While I think that republishing or rebroadcasting stolen information in many cases is a breach of journalist ethics, I don’t want government imposing a legal standard of what information, stolen or not, should be allowed to be published. I think news outlets of any size, bloggers included, should adhere to a self-regulated standard.

And what would that standard or test be?

Film producer and screenwriter Aaron Sorkin, creator of The West Wing, The Newsroom, and numerous feature films, argued in a New York Times op-ed that unless the stolen material is “newsworthy,” for example the Pentagon Papers or facts about tobacco companies’ lies or an Enron-type scandal, stolen documents should not be published.

Sorkin clearly did not think the Sony documents were newsworthy.
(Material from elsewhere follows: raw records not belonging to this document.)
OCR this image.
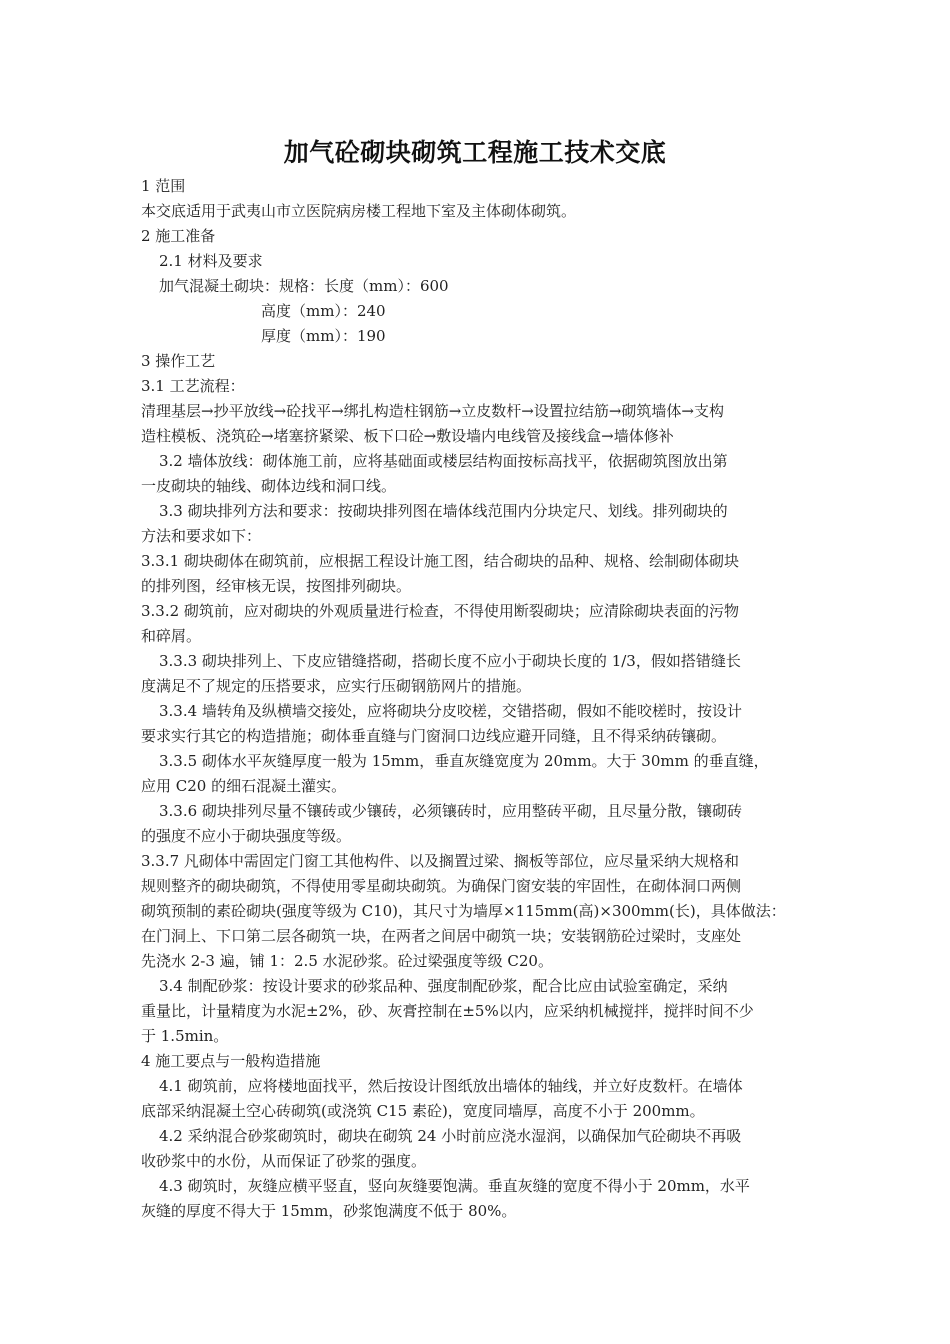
加气砼砌块砌筑工程施工技术交底
1 范围
本交底适用于武夷山市立医院病房楼工程地下室及主体砌体砌筑。
2 施工准备
2.1 材料及要求
加气混凝土砌块：规格：长度（mm）：600
高度（mm）：240
厚度（mm）：190
3 操作工艺
3.1 工艺流程：
清理基层→抄平放线→砼找平→绑扎构造柱钢筋→立皮数杆→设置拉结筋→砌筑墙体→支构
造柱模板、浇筑砼→堵塞挤紧梁、板下口砼→敷设墙内电线管及接线盒→墙体修补
3.2 墙体放线：砌体施工前，应将基础面或楼层结构面按标高找平，依据砌筑图放出第
一皮砌块的轴线、砌体边线和洞口线。
3.3 砌块排列方法和要求：按砌块排列图在墙体线范围内分块定尺、划线。排列砌块的
方法和要求如下：
3.3.1 砌块砌体在砌筑前，应根据工程设计施工图，结合砌块的品种、规格、绘制砌体砌块
的排列图，经审核无误，按图排列砌块。
3.3.2 砌筑前，应对砌块的外观质量进行检查，不得使用断裂砌块；应清除砌块表面的污物
和碎屑。
3.3.3 砌块排列上、下皮应错缝搭砌，搭砌长度不应小于砌块长度的 1/3，假如搭错缝长
度满足不了规定的压搭要求，应实行压砌钢筋网片的措施。
3.3.4 墙转角及纵横墙交接处，应将砌块分皮咬槎，交错搭砌，假如不能咬槎时，按设计
要求实行其它的构造措施；砌体垂直缝与门窗洞口边线应避开同缝，且不得采纳砖镶砌。
3.3.5 砌体水平灰缝厚度一般为 15mm，垂直灰缝宽度为 20mm。大于 30mm 的垂直缝，
应用 C20 的细石混凝土灌实。
3.3.6 砌块排列尽量不镶砖或少镶砖，必须镶砖时，应用整砖平砌，且尽量分散，镶砌砖
的强度不应小于砌块强度等级。
3.3.7 凡砌体中需固定门窗工其他构件、以及搁置过梁、搁板等部位，应尽量采纳大规格和
规则整齐的砌块砌筑，不得使用零星砌块砌筑。为确保门窗安装的牢固性，在砌体洞口两侧
砌筑预制的素砼砌块(强度等级为 C10)，其尺寸为墙厚×115mm(高)×300mm(长)，具体做法：
在门洞上、下口第二层各砌筑一块，在两者之间居中砌筑一块；安装钢筋砼过梁时，支座处
先浇水 2-3 遍，铺 1：2.5 水泥砂浆。砼过梁强度等级 C20。
3.4 制配砂浆：按设计要求的砂浆品种、强度制配砂浆，配合比应由试验室确定，采纳
重量比，计量精度为水泥±2%，砂、灰膏控制在±5%以内，应采纳机械搅拌，搅拌时间不少
于 1.5min。
4 施工要点与一般构造措施
4.1 砌筑前，应将楼地面找平，然后按设计图纸放出墙体的轴线，并立好皮数杆。在墙体
底部采纳混凝土空心砖砌筑(或浇筑 C15 素砼)，宽度同墙厚，高度不小于 200mm。
4.2 采纳混合砂浆砌筑时，砌块在砌筑 24 小时前应浇水湿润，以确保加气砼砌块不再吸
收砂浆中的水份，从而保证了砂浆的强度。
4.3 砌筑时，灰缝应横平竖直，竖向灰缝要饱满。垂直灰缝的宽度不得小于 20mm，水平
灰缝的厚度不得大于 15mm，砂浆饱满度不低于 80%。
He called the publication of the stolen data “morally treasonous and spectacularly dishonorable.”

Who should decide whether any stolen material is “newsworthy”? Aaron Sorkin? The Guardians of Peace? You? Me?
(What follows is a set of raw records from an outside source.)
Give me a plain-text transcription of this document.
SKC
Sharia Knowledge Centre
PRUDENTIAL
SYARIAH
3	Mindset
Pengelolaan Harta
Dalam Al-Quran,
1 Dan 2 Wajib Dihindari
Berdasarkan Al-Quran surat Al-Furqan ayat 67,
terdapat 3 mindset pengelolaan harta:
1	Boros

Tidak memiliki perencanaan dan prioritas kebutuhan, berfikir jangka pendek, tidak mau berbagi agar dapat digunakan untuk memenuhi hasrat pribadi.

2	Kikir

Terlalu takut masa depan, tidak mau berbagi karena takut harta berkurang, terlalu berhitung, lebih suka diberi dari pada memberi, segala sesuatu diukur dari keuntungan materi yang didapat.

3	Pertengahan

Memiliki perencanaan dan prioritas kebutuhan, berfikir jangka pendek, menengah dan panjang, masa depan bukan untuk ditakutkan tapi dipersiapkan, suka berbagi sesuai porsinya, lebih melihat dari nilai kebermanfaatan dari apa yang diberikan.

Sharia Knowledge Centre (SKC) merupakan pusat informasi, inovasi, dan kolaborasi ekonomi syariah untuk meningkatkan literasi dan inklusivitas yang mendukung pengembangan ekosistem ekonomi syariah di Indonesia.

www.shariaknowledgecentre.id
Dean Baquet, the New York Times‘ executive editor, believes that only individual news outlets should decide what is “newsworthy.” In response to Sorkin’s editorial blast, Baquet wrote the following:

“As we’ve made clear, we have used documents surfaced by others. It would be a disservice to our readers to pretend these documents weren’t revealing and public.
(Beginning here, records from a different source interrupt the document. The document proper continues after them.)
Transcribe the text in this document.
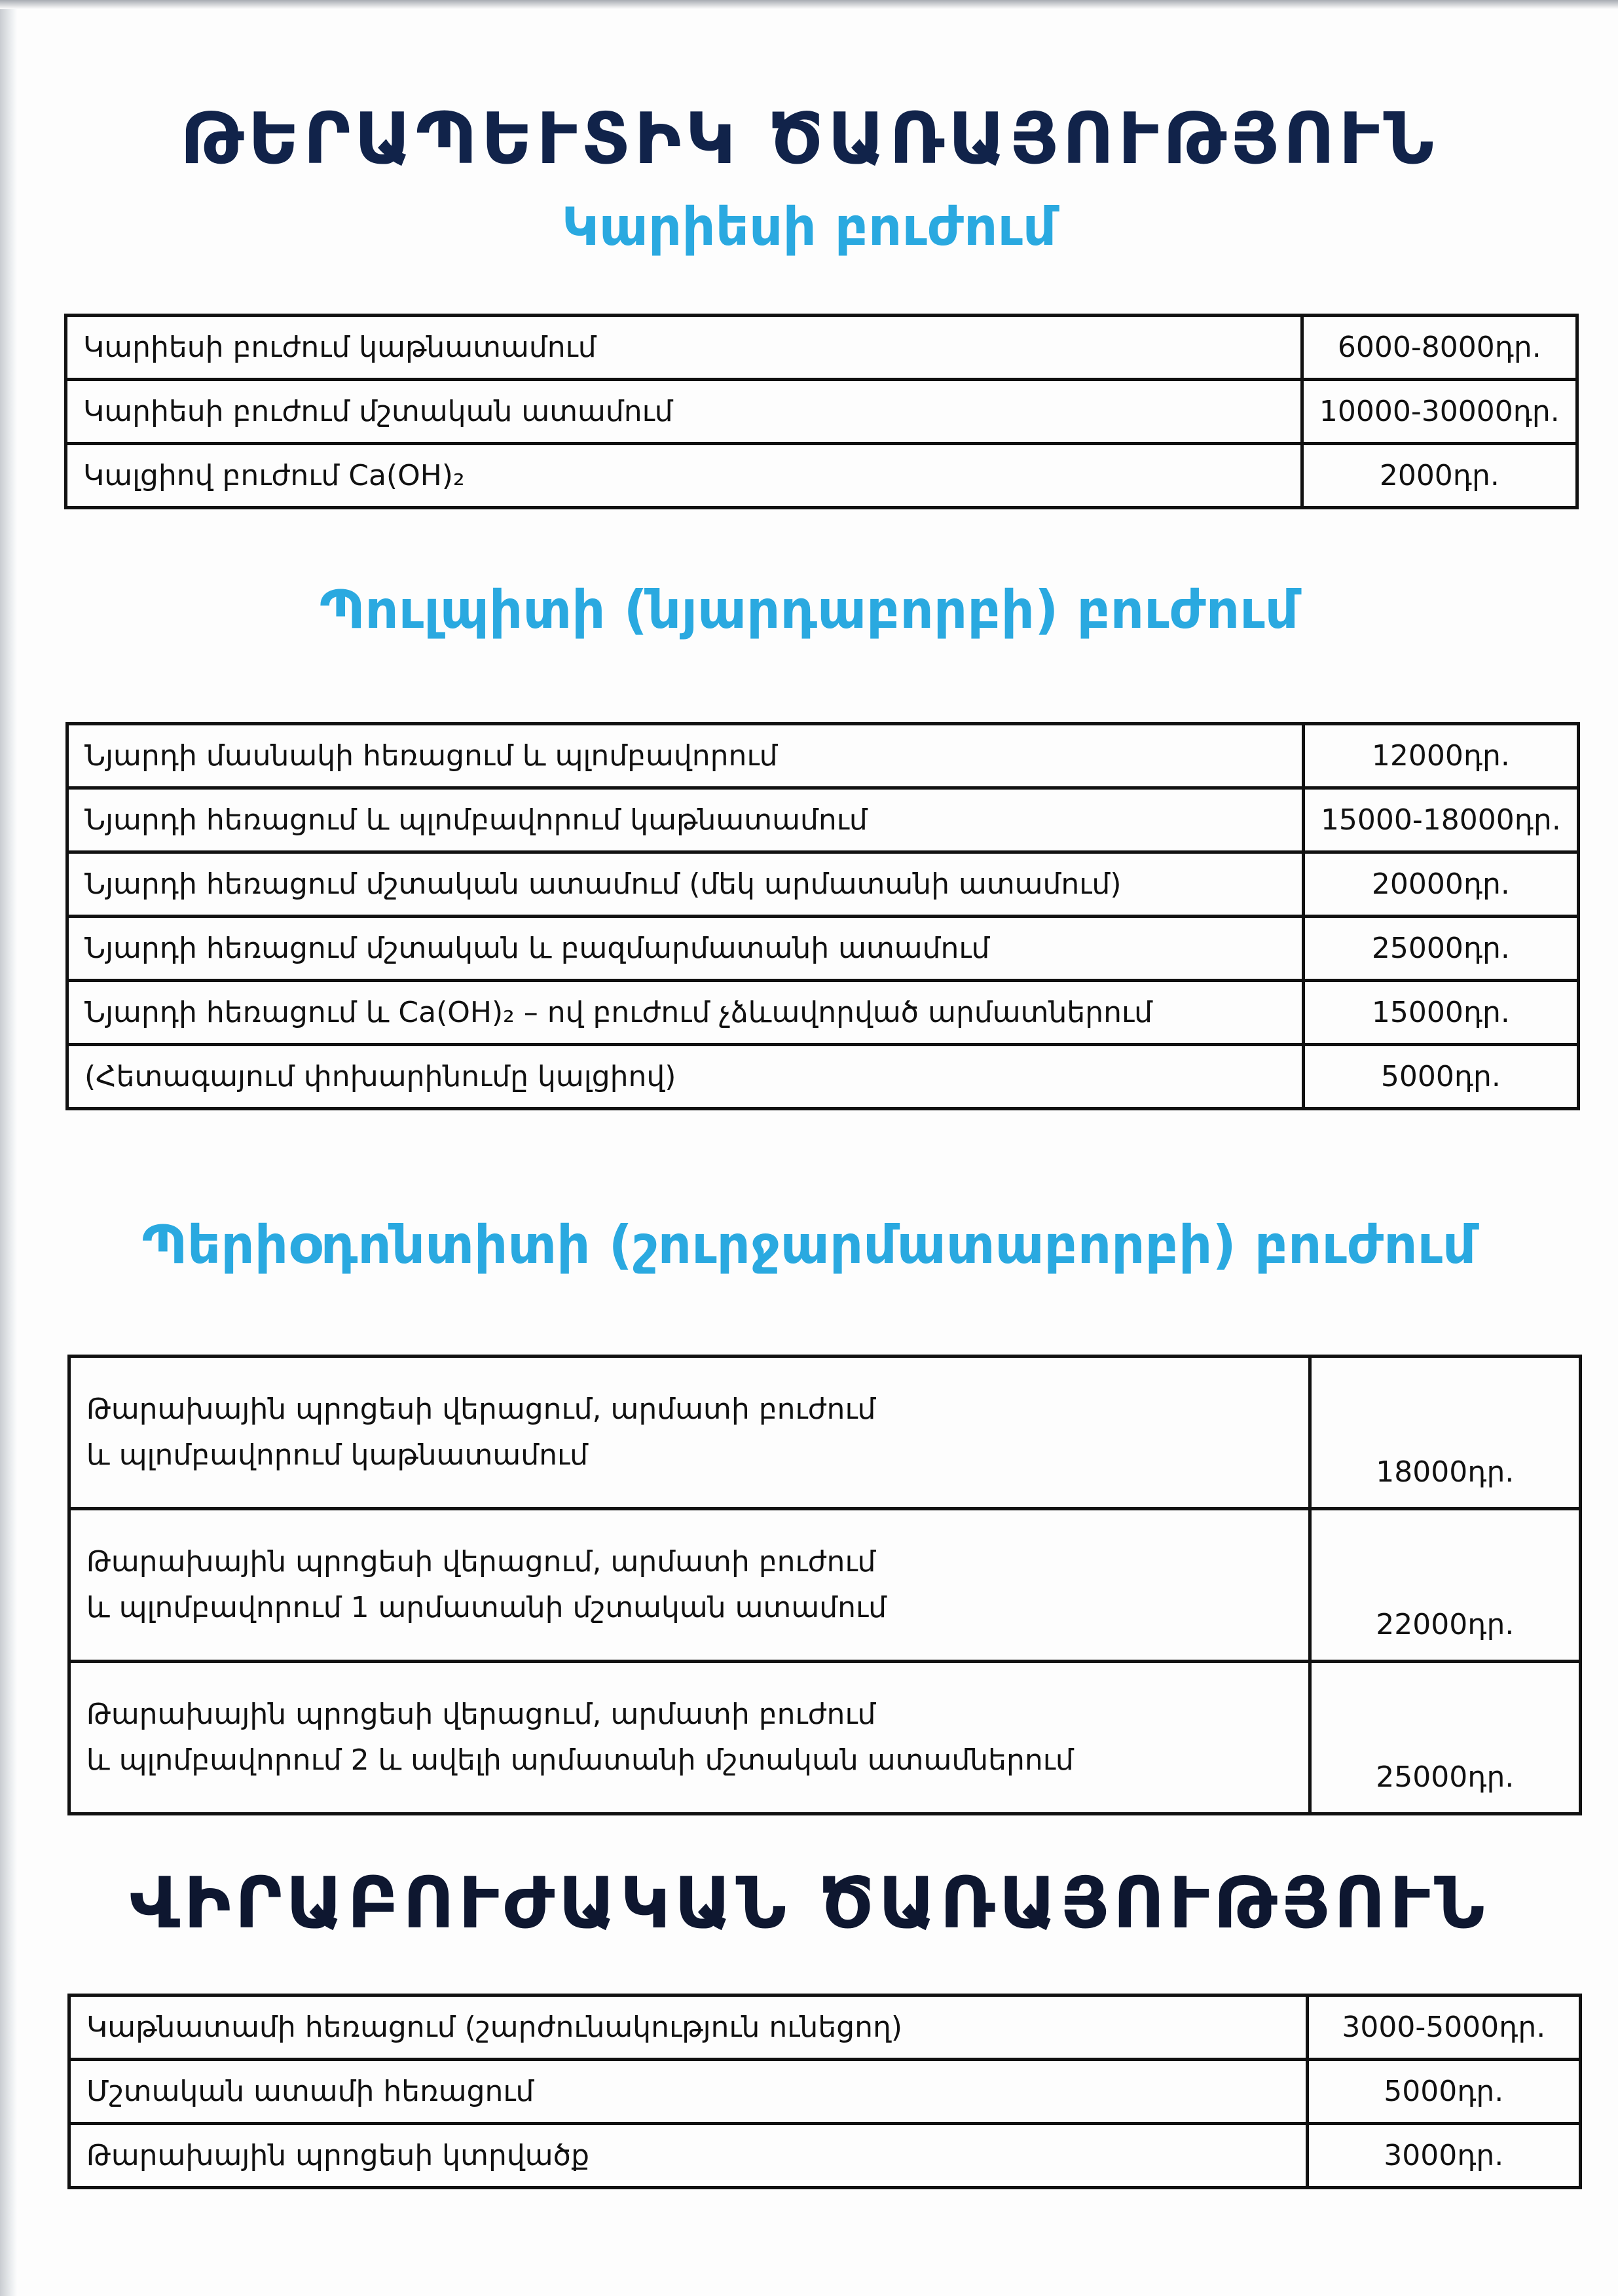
ԹԵՐԱՊԵՒՏԻԿ ԾԱՌԱՅՈՒԹՅՈՒՆ
Կարիեսի բուժում
Կարիեսի բուժում կաթնատամում	6000-8000դր.
Կարիեսի բուժում մշտական ատամում	10000-30000դր.
Կալցիով բուժում Ca(OH)₂	2000դր.
Պուլպիտի (նյարդաբորբի) բուժում
Նյարդի մասնակի հեռացում և պլոմբավորում	12000դր.
Նյարդի հեռացում և պլոմբավորում կաթնատամում	15000-18000դր.
Նյարդի հեռացում մշտական ատամում (մեկ արմատանի ատամում)	20000դր.
Նյարդի հեռացում մշտական և բազմարմատանի ատամում	25000դր.
Նյարդի հեռացում և Ca(OH)₂ – ով բուժում չձևավորված արմատներում	15000դր.
(Հետագայում փոխարինումը կալցիով)	5000դր.
Պերիօդոնտիտի (շուրջարմատաբորբի) բուժում
Թարախային պրոցեսի վերացում, արմատի բուժում
և պլոմբավորում կաթնատամում	18000դր.

Թարախային պրոցեսի վերացում, արմատի բուժում
և պլոմբավորում 1 արմատանի մշտական ատամում	22000դր.

Թարախային պրոցեսի վերացում, արմատի բուժում
և պլոմբավորում 2 և ավելի արմատանի մշտական ատամներում	25000դր.
ՎԻՐԱԲՈՒԺԱԿԱՆ ԾԱՌԱՅՈՒԹՅՈՒՆ
Կաթնատամի հեռացում (շարժունակություն ունեցող)	3000-5000դր.
Մշտական ատամի հեռացում	5000դր.
Թարախային պրոցեսի կտրվածք	3000դր.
“But the main issue, the main thing we consider, is how newsworthy the documents are. In that regard, I would say these aren’t the Pentagon Papers. And these aren’t Wikileaks.”

While it’s clear that Baquet believes individual media outlets should make their own republication decisions, he does seem to agree with Sorkin’s “newsworthy standard.” He just uses a different measuring stick to determine what is “newsworthy.” And so will just about every other news outlet, thus rendering the “newsworthy” standard nearly meaningless.

Michael Hiltzik, writing in the Los Angeles Times, maintains that the line on what should be published should not be as sharp as the Pentagon Papers on one side and everything else on the other. He argues that the Sony information is newsworthy because “it illuminates the thinking and actions of executives … of a major publicly traded corporation, one of the most influential entitles in one of our most important industries.”

While Hiltzik is concerned about the privacy rights of ordinary workers at Sony, he is not sympathetic to Sony or Hollywood in general. He writes, “Hollywood makes billions by manipulating reality … they’ve nurtured an entire cottage industry … People magazine, Entertainment Tonight, Oscar telecast, etc. — fed relentlessly by flacks and devoted to communicating the fantasy that Hollywood is one big happy family … Now that they’ve lost control of the PR, they’re mortified.”

While I don’t disagree with Hiltzik’s basic take on Hollywood, my concern is outweighed by my belief that people who steal information should be punished and not rewarded by publishing the data they’ve ripped off from others. And here is where I throw consistency of belief out the window and make my own exceptions to the general test of republication of stolen materials. (See my column on situational ethics.)

Decades ago, I applauded Daniel Ellsberg for stealing the Pentagon Papers that proved we were lied to about the Vietnam War. The subsequent publications by the media were clearly “newsworthy.”

What about a more current data theft issue that is clearly newsworthy — Edward Snowden’s theft of government documents that revealed massive government surveillance? If you use the “newsworthy” test, the documents clearly should have been published. But does “newsworthy” outweigh what the government and others argue is information that puts lives in danger?

These far more important ethical questions will be debated long after the current Sony hack story is relegated to just a passing mention on Entertainment Tonight. In my view, most of the material that has come out about Sony is just plain old gossip. It belongs in the trash bin of history to be deleted by one stroke key. Aaron Sorkin is right about at least one thing in this Sony hullabaloo; the Guardians of Peace are no Daniel Ellsberg.